At the end of last year, the card loan balance of eight card companies reached a record high of 32.046 trillion won. Among them, the card loan balance for those under 30 was 1.141 trillion won, an 18.5% increase from the previous year. This is a sharp rise compared to annual growth rates of 1.1% and 8.2% for those in their 30s and 40s, respectively.
The revolving balance also recorded 458 billion won last year, increasing by 6.8% compared to a year earlier. As of the end of last year, the total revolving balance was 5.65 trillion won, a 2.5% decrease from the previous year, but it increased only among those under 30 and over 60. An increase in revolving usage means that the ability to repay relative to monthly income has decreased accordingly.
Regarding the loan problems of those under 30, it is advised to approach by distinguishing between vulnerable demand and speculative demand.

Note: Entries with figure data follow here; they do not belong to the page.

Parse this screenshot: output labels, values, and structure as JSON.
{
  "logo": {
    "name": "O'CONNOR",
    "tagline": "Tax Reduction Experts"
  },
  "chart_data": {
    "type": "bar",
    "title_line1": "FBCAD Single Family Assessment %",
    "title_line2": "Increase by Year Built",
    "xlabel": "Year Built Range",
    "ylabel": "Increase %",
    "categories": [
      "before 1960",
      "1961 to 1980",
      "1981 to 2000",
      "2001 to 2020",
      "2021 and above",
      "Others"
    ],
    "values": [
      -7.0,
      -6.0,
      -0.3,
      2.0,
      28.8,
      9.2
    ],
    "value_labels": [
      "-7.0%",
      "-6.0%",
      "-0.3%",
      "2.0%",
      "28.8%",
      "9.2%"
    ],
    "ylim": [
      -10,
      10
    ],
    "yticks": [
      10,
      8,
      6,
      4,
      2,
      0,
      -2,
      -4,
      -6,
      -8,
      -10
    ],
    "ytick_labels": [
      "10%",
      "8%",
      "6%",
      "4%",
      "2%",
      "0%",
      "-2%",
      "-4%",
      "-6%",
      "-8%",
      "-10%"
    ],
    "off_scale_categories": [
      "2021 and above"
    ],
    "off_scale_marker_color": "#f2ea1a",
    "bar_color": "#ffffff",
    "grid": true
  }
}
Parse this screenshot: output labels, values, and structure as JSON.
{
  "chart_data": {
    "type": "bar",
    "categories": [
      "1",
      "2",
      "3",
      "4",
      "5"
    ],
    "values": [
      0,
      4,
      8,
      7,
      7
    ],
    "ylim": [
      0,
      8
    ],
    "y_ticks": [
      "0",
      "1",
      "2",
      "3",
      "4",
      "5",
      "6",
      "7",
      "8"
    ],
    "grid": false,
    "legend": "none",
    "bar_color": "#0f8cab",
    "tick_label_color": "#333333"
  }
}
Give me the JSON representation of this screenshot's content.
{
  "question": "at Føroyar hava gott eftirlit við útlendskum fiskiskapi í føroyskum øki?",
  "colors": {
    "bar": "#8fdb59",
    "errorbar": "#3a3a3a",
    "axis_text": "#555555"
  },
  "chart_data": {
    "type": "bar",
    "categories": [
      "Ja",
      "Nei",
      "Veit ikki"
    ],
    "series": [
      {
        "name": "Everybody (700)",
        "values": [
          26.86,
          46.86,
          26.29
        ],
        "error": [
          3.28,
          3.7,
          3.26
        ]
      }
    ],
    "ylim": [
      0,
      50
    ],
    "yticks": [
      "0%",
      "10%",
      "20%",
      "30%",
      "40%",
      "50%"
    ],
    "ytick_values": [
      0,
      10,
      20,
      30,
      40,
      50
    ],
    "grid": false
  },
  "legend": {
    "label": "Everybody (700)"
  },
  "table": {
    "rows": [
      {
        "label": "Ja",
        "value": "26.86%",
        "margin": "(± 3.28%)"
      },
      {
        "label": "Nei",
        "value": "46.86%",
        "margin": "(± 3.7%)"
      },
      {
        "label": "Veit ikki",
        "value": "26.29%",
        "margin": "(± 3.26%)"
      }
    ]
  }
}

Shin Yong-sang, a research fellow at the Korea Institute of Finance, pointed out, "For vulnerable youth, measures such as debt adjustment and establishing a foundation for self-reliance are needed, while for speculative demand groups, measures to block fund supply and strengthen financial education to curb speculative demand are necessary." He added, "Since a significant portion of vulnerable borrowers are likely multiple debtors, separate management is required for non-bank credit loans, including card loans."